Brent Crude Falls on Demand Concerns, Possible Iran Deal
By Adedapo Adesanya
The Brent crude lost $2.76 or 2.9 per cent to settle at $92.34 per barrel on Tuesday as economic data spurred concerns about a potential global recession, while the market awaited clarity on talks to revive a deal that could allow more Iranian oil exports.
Also, these concerns depleted the price of the United States West Texas Intermediate crude (WTI) by $2.88 or 3.2 per cent to $86.53 a barrel.
The slide in prices indicated the lowest for oil before Russia’s invasion of Ukraine almost six five months ago.
Weak economic indicators from the world’s top economies continue to weigh on prices.
In the US, homebuilding fell to the lowest level in nearly 1-1/2 years in July, weighed down by higher mortgage rates and prices for construction materials, suggesting the housing market could contract further in the third quarter.

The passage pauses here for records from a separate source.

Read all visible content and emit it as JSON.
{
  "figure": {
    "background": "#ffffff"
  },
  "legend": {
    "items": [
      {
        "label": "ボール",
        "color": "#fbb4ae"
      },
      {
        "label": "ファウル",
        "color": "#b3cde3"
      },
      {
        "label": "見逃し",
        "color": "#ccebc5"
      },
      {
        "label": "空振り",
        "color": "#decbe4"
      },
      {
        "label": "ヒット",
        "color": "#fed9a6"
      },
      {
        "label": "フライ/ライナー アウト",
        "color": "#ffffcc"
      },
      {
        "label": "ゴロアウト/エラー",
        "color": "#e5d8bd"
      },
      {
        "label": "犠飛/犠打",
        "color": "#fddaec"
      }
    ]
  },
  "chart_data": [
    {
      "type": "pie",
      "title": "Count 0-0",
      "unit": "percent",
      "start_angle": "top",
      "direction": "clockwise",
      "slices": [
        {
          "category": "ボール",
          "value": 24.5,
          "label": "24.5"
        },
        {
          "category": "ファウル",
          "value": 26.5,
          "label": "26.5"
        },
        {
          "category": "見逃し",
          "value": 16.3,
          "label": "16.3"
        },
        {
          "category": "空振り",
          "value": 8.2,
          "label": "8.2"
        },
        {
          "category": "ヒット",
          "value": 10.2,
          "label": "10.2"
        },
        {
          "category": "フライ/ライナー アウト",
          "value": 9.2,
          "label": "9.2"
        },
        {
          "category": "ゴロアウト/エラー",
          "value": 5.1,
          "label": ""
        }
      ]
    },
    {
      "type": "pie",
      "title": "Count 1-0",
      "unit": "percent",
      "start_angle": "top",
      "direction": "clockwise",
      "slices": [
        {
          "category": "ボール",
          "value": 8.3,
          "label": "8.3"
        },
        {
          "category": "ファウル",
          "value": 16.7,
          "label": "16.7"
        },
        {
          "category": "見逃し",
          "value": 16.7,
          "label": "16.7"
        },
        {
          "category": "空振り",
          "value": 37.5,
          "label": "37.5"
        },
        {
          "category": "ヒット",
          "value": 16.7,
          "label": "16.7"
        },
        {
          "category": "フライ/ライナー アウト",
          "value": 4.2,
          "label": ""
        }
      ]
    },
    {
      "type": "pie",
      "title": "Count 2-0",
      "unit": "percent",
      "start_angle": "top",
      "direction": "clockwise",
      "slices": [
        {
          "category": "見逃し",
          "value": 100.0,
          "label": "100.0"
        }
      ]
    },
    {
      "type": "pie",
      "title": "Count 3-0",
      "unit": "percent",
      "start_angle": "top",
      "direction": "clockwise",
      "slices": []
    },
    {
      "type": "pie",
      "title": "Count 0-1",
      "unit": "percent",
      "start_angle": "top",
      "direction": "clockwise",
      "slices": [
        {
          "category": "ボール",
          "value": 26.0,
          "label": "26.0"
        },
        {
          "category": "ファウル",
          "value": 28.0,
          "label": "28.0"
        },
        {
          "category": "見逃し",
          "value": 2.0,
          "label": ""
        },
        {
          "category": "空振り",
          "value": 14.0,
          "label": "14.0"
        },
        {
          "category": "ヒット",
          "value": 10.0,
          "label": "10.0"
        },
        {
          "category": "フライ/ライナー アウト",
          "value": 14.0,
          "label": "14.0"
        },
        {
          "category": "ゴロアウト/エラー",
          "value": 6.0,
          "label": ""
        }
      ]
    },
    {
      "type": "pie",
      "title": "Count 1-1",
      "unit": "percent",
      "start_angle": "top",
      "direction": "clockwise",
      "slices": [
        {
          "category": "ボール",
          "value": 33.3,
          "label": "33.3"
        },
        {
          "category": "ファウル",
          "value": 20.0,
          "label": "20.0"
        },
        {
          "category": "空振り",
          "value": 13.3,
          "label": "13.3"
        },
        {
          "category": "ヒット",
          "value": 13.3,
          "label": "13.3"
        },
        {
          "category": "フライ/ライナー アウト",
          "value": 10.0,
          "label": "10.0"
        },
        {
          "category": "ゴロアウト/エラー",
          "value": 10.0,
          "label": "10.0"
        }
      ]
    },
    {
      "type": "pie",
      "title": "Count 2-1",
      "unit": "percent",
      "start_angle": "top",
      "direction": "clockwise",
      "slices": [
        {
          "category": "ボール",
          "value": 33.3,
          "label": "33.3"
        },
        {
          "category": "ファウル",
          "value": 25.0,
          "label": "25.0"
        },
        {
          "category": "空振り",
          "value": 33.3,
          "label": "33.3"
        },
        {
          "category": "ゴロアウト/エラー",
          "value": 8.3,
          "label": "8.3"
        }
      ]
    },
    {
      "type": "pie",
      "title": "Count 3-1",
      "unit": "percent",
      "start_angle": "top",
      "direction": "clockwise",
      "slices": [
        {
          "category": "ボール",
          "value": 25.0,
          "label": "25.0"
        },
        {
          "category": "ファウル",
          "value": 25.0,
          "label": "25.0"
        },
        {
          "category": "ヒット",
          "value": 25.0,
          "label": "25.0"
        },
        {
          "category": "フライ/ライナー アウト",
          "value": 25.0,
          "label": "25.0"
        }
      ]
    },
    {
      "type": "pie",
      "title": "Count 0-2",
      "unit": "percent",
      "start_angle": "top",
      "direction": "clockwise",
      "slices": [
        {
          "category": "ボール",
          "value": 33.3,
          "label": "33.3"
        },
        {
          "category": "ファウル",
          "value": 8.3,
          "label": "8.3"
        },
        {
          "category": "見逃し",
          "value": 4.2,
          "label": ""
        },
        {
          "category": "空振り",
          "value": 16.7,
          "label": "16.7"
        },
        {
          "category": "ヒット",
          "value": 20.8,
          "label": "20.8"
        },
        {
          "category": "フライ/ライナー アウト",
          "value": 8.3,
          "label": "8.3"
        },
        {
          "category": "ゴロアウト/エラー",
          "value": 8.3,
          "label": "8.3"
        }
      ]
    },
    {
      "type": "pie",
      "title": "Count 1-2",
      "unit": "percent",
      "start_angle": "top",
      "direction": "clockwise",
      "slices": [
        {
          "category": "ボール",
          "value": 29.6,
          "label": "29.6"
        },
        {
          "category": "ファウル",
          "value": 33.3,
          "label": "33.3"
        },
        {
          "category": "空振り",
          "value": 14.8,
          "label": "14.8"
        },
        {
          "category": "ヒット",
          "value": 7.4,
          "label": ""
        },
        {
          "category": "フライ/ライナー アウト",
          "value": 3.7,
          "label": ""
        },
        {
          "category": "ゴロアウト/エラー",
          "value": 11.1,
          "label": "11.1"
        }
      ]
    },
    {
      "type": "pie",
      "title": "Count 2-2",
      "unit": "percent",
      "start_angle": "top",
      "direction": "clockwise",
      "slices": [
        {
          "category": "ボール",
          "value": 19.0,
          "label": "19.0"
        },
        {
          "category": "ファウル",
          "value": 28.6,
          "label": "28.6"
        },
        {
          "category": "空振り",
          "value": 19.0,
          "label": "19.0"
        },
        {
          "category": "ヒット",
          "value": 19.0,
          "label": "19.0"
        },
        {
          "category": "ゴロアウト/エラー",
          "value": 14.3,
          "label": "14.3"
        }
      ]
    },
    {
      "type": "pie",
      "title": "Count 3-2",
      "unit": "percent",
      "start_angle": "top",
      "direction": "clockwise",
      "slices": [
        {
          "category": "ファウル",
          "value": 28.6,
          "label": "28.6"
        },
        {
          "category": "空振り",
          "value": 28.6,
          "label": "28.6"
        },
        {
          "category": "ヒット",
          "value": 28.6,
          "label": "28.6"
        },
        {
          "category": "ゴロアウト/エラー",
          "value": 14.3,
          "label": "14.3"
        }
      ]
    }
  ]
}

The housing market’s declining fortunes bring fears of a broader economic recession back into focus, which could impact oil demand.
Analysts also noted that oil traders reacted because of concerns about an economic slowdown and housing uses energy.

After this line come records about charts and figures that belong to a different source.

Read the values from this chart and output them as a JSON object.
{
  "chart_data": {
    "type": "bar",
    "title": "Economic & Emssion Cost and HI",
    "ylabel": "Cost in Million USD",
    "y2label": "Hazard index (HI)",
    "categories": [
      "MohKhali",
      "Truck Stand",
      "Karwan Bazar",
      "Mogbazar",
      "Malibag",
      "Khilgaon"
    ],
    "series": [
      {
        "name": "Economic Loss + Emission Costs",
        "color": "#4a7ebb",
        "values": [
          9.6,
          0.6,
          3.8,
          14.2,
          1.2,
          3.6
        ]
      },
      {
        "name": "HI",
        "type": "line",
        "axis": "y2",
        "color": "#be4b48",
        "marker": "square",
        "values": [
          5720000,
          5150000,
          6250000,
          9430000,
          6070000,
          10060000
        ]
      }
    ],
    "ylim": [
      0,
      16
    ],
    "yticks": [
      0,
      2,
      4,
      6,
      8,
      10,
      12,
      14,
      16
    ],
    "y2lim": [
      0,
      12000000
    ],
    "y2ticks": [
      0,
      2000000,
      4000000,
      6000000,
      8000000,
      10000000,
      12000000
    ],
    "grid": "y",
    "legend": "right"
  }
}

The US Federal Reserve is expected to stay on its aggressive monetary policy tightening path.
China’s central bank cut lending rates to try to revive demand as the nation’s economy slowed unexpectedly in July after the country’s zero-COVID policy and a property crisis slowed factory and retail activity.
Also weighing on prices, the European Union is assessing Iran’s response to what the bloc has called its “final” proposal to save a 2015 nuclear deal, and consulting with the US.

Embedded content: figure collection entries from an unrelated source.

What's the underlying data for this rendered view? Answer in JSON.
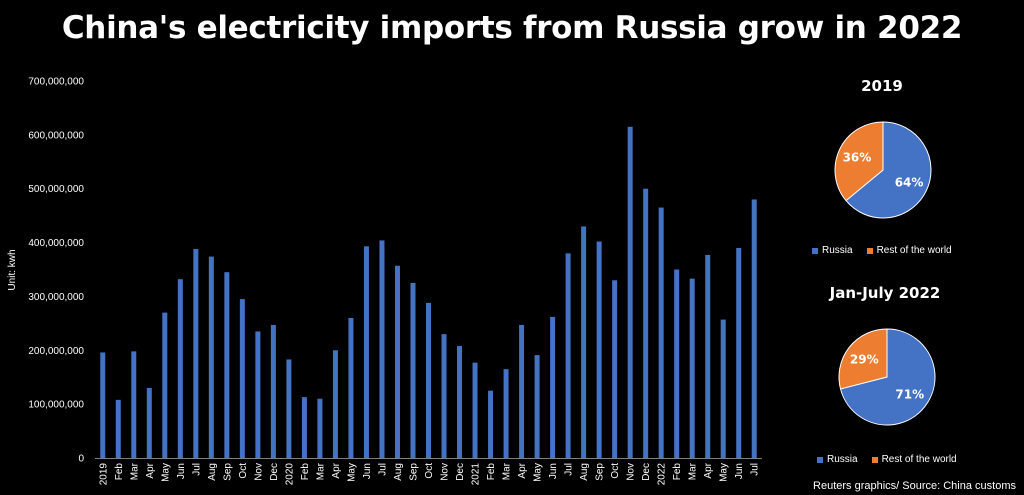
{
  "title": "China's electricity imports from Russia grow in 2022",
  "source": "Reuters graphics/ Source: China customs",
  "colors": {
    "background": "#000000",
    "bar": "#4472C4",
    "russia": "#4472C4",
    "rest": "#ED7D31",
    "text": "#ffffff"
  },
  "chart_data": [
    {
      "type": "bar",
      "title": "China's electricity imports from Russia grow in 2022",
      "xlabel": "",
      "ylabel": "Unit: kwh",
      "ylim": [
        0,
        700000000
      ],
      "yticks": [
        "0",
        "100,000,000",
        "200,000,000",
        "300,000,000",
        "400,000,000",
        "500,000,000",
        "600,000,000",
        "700,000,000"
      ],
      "categories": [
        "2019",
        "Feb",
        "Mar",
        "Apr",
        "May",
        "Jun",
        "Jul",
        "Aug",
        "Sep",
        "Oct",
        "Nov",
        "Dec",
        "2020",
        "Feb",
        "Mar",
        "Apr",
        "May",
        "Jun",
        "Jul",
        "Aug",
        "Sep",
        "Oct",
        "Nov",
        "Dec",
        "2021",
        "Feb",
        "Mar",
        "Apr",
        "May",
        "Jun",
        "Jul",
        "Aug",
        "Sep",
        "Oct",
        "Nov",
        "Dec",
        "2022",
        "Feb",
        "Mar",
        "Apr",
        "May",
        "Jun",
        "Jul"
      ],
      "values": [
        196000000,
        108000000,
        198000000,
        130000000,
        270000000,
        332000000,
        388000000,
        374000000,
        345000000,
        295000000,
        235000000,
        247000000,
        183000000,
        113000000,
        110000000,
        200000000,
        260000000,
        393000000,
        404000000,
        357000000,
        325000000,
        288000000,
        230000000,
        208000000,
        177000000,
        125000000,
        165000000,
        247000000,
        191000000,
        262000000,
        380000000,
        430000000,
        402000000,
        330000000,
        615000000,
        500000000,
        465000000,
        350000000,
        333000000,
        377000000,
        257000000,
        390000000,
        480000000
      ]
    },
    {
      "type": "pie",
      "title": "2019",
      "labels": [
        "Russia",
        "Rest of the world"
      ],
      "values": [
        64,
        36
      ],
      "data_labels": [
        "64%",
        "36%"
      ]
    },
    {
      "type": "pie",
      "title": "Jan-July 2022",
      "labels": [
        "Russia",
        "Rest of the world"
      ],
      "values": [
        71,
        29
      ],
      "data_labels": [
        "71%",
        "29%"
      ]
    }
  ]
}
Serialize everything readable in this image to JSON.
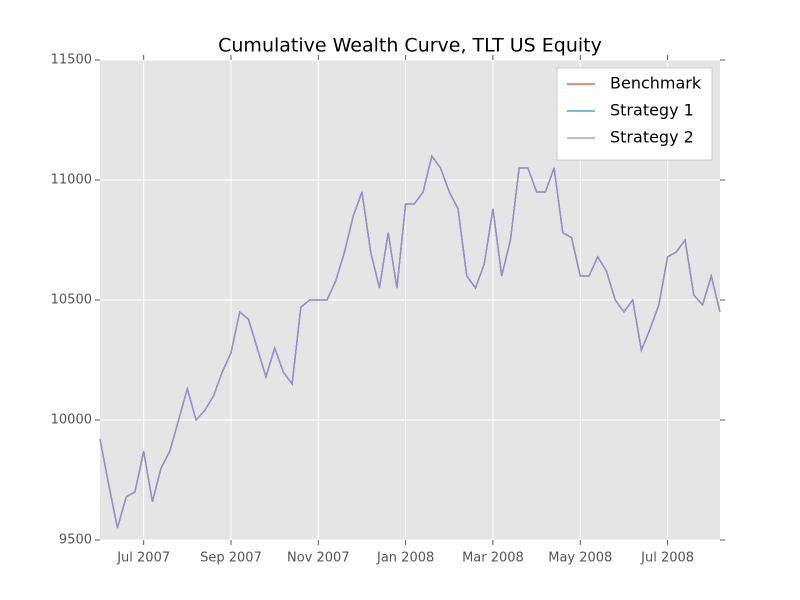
{
  "chart_data": {
    "type": "line",
    "title": "Cumulative Wealth Curve, TLT US Equity",
    "categories": [
      null,
      null,
      null,
      null,
      null,
      "Jul 2007",
      null,
      null,
      null,
      null,
      null,
      null,
      null,
      null,
      null,
      "Sep 2007",
      null,
      null,
      null,
      null,
      null,
      null,
      null,
      null,
      null,
      "Nov 2007",
      null,
      null,
      null,
      null,
      null,
      null,
      null,
      null,
      null,
      "Jan 2008",
      null,
      null,
      null,
      null,
      null,
      null,
      null,
      null,
      null,
      "Mar 2008",
      null,
      null,
      null,
      null,
      null,
      null,
      null,
      null,
      null,
      "May 2008",
      null,
      null,
      null,
      null,
      null,
      null,
      null,
      null,
      null,
      "Jul 2008",
      null,
      null,
      null,
      null,
      null,
      null
    ],
    "series": [
      {
        "name": "Benchmark",
        "color": "#E24A33",
        "values": [
          9920,
          9730,
          9550,
          9680,
          9700,
          9870,
          9660,
          9800,
          9870,
          10000,
          10130,
          10000,
          10040,
          10100,
          10200,
          10280,
          10450,
          10420,
          10300,
          10180,
          10300,
          10200,
          10150,
          10470,
          10500,
          10500,
          10500,
          10580,
          10700,
          10850,
          10950,
          10700,
          10550,
          10780,
          10550,
          10900,
          10900,
          10950,
          11100,
          11050,
          10950,
          10880,
          10600,
          10550,
          10650,
          10880,
          10600,
          10750,
          11050,
          11050,
          10950,
          10950,
          11050,
          10780,
          10760,
          10600,
          10600,
          10680,
          10620,
          10500,
          10450,
          10500,
          10290,
          10380,
          10480,
          10680,
          10700,
          10750,
          10520,
          10480,
          10600,
          10450
        ]
      },
      {
        "name": "Strategy 1",
        "color": "#348ABD",
        "values": [
          9920,
          9730,
          9550,
          9680,
          9700,
          9870,
          9660,
          9800,
          9870,
          10000,
          10130,
          10000,
          10040,
          10100,
          10200,
          10280,
          10450,
          10420,
          10300,
          10180,
          10300,
          10200,
          10150,
          10470,
          10500,
          10500,
          10500,
          10580,
          10700,
          10850,
          10950,
          10700,
          10550,
          10780,
          10550,
          10900,
          10900,
          10950,
          11100,
          11050,
          10950,
          10880,
          10600,
          10550,
          10650,
          10880,
          10600,
          10750,
          11050,
          11050,
          10950,
          10950,
          11050,
          10780,
          10760,
          10600,
          10600,
          10680,
          10620,
          10500,
          10450,
          10500,
          10290,
          10380,
          10480,
          10680,
          10700,
          10750,
          10520,
          10480,
          10600,
          10450
        ]
      },
      {
        "name": "Strategy 2",
        "color": "#988ED5",
        "values": [
          9920,
          9730,
          9550,
          9680,
          9700,
          9870,
          9660,
          9800,
          9870,
          10000,
          10130,
          10000,
          10040,
          10100,
          10200,
          10280,
          10450,
          10420,
          10300,
          10180,
          10300,
          10200,
          10150,
          10470,
          10500,
          10500,
          10500,
          10580,
          10700,
          10850,
          10950,
          10700,
          10550,
          10780,
          10550,
          10900,
          10900,
          10950,
          11100,
          11050,
          10950,
          10880,
          10600,
          10550,
          10650,
          10880,
          10600,
          10750,
          11050,
          11050,
          10950,
          10950,
          11050,
          10780,
          10760,
          10600,
          10600,
          10680,
          10620,
          10500,
          10450,
          10500,
          10290,
          10380,
          10480,
          10680,
          10700,
          10750,
          10520,
          10480,
          10600,
          10450
        ]
      }
    ],
    "ylim": [
      9500,
      11500
    ],
    "yticks": [
      9500,
      10000,
      10500,
      11000,
      11500
    ],
    "grid": true,
    "legend": "upper right"
  }
}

Iran had responded to the proposal late on Monday but none of the parties provided any details.
The American Petroleum Institute (API) reported a draw this week for crude oil of 448,000 barrels, while analysts predicted a smaller draw of 117,000 barrels.
The draw comes as the Department of Energy released 3.4 million barrels from the Strategic Petroleum Reserves in the week ending August 12, to 461.2 million barrels.
US crude inventories have shed some 61 million barrels since the start of 2021, with a 1.7 million barrel gain since the start of 2020, according to API data.
Market participants will await the official industry data on US oil inventories expected later on Wednesday.